Each year roughly 200,000 U.S. women are diagnosed with breast cancer. Many of these breast cancers are ER-positive, meaning that they are stimulated to grow by the female hormone estrogen. Treatment of ER-positive breast cancer often involves hormonal therapies that suppress or block the action of estrogen.
Femara is a type of hormone therapy known as an aromatase inhibitor and works by suppressing the production of estrogen in postmenopausal women. PD 0332991 is an investigational, oral, targeted agent that inhibits cyclin-dependent kinase (CDK) 4/6. Some research has shown that CDK 4/6 inhibition may play a role in the treatment of some breast cancers.

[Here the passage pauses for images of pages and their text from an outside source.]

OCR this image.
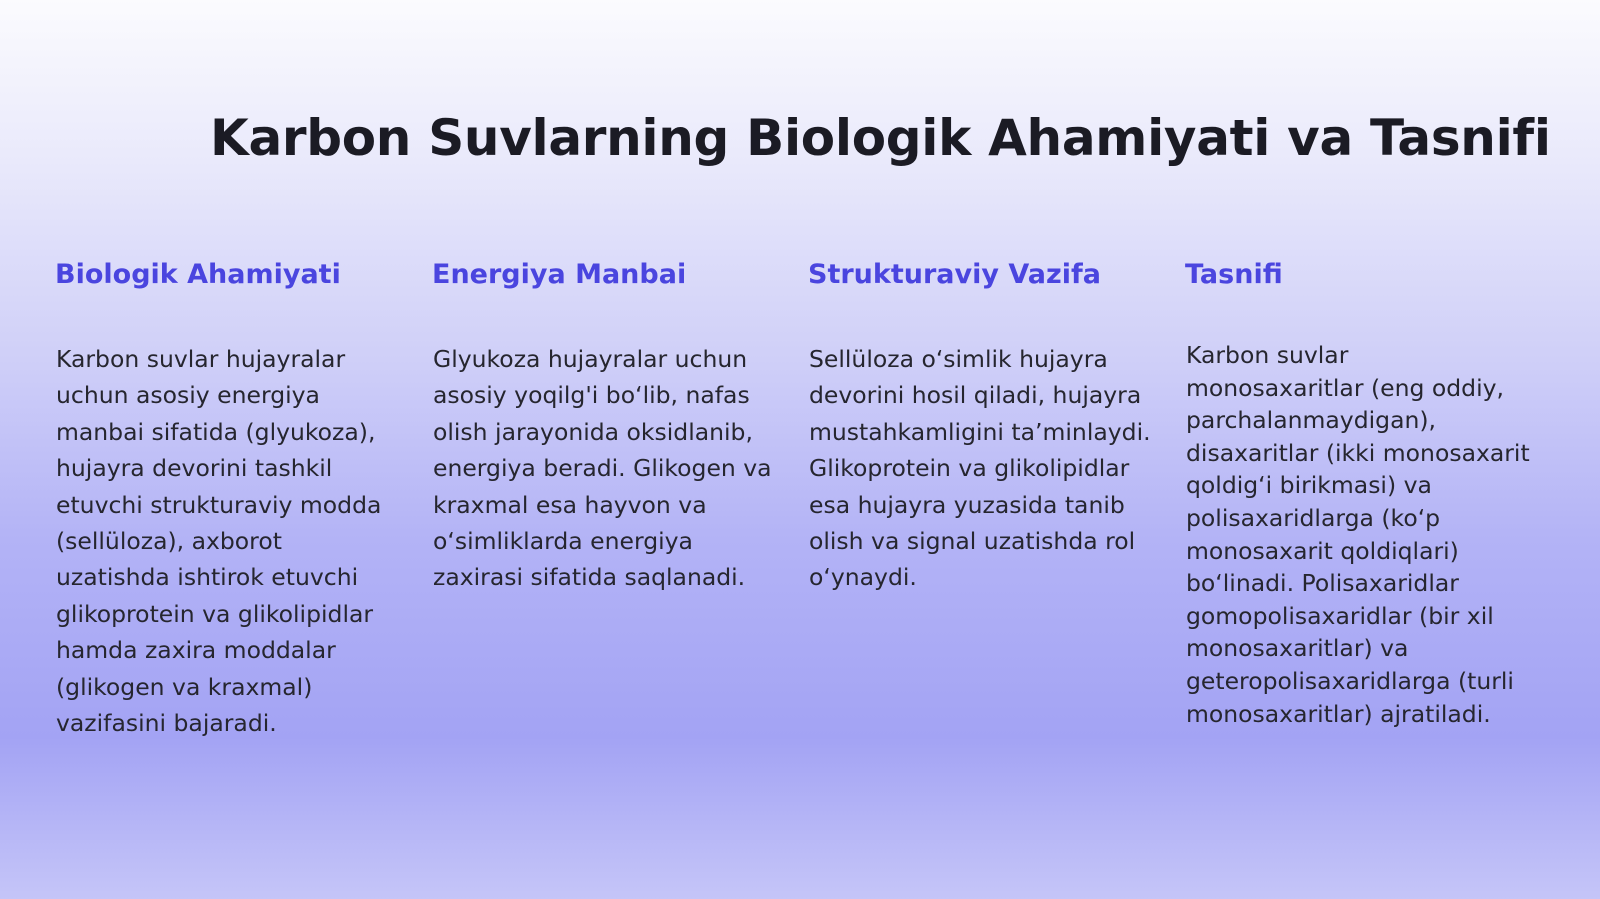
Karbon Suvlarning Biologik Ahamiyati va Tasnifi
Biologik Ahamiyati

Karbon suvlar hujayralar uchun asosiy energiya manbai sifatida (glyukoza), hujayra devorini tashkil etuvchi strukturaviy modda (sellüloza), axborot uzatishda ishtirok etuvchi glikoprotein va glikolipidlar hamda zaxira moddalar (glikogen va kraxmal) vazifasini bajaradi.

Energiya Manbai

Glyukoza hujayralar uchun asosiy yoqilg'i bo‘lib, nafas olish jarayonida oksidlanib, energiya beradi. Glikogen va kraxmal esa hayvon va o‘simliklarda energiya zaxirasi sifatida saqlanadi.

Strukturaviy Vazifa

Sellüloza o‘simlik hujayra devorini hosil qiladi, hujayra mustahkamligini ta’minlaydi. Glikoprotein va glikolipidlar esa hujayra yuzasida tanib olish va signal uzatishda rol o‘ynaydi.

Tasnifi

Karbon suvlar monosaxaritlar (eng oddiy, parchalanmaydigan), disaxaritlar (ikki monosaxarit qoldig‘i birikmasi) va polisaxaridlarga (ko‘p monosaxarit qoldiqlari) bo‘linadi. Polisaxaridlar gomopolisaxaridlar (bir xil monosaxaritlar) va geteropolisaxaridlarga (turli monosaxaritlar) ajratiladi.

Researchers conducted a two-part, phase II study to evaluate PD 0332991 in combination with Femara. Part one included 66 postmenopausal women with ER-positive, HER2-negative metastatic breast cancer. Part two included 99 postemenopausal women with ER-positive, HER2-negative metastatic breast cancers with certain genomic alterations, specifically cyclin D1 (CCND1) amplification and/or p16 loss. In both parts of the study, women were randomized to receive Femara plus PD 0332991 or Femara alone. Treatment continued until disease progression, unacceptable toxicity, or withdrawal.
The results indicated that women in the combination treatment arm experienced a progression-free survival of 26.1 months, compared to 7.5 months for those treated with Femara alone. The combination treatment produced a 45 percent response rate, compared to 31 percent for Femara alone. The clinical benefit rate was 70 percent with the combination treatment and 44 percent with Femara alone. The combination treatment was well tolerated. The most common adverse events were neutropenia, leukopenia, anemia and fatigue.
Retrospective analysis of the biomarkers for CCND1 amplification or p16 loss indicated that the only biomarker necessary to select patients who were most likely to benefit from PD 0332991 was ER-positive status.
Research will be ongoing to evaluate PD 0332991 for the treatment of metastatic ER-positive breast cancer. If phase III studies verify these findings, PD 0332991 could become an important new treatment option for this patient population.
Finn RS, Crown JP, Lang I, et al. Results of a randomized phase 2 study of PD 0332991, a cyclin-dependent kinase (CDK) 4/6 inhibitor, in combination with letrozole vs letrozole alone for first-line treatment of ER+/HER2- advanced breast cancer (BC). Presented at the 2012 CTRC-AACR San Antonio Breast Cancer Symposium. December 4-8, 2012. Abstract S1-6.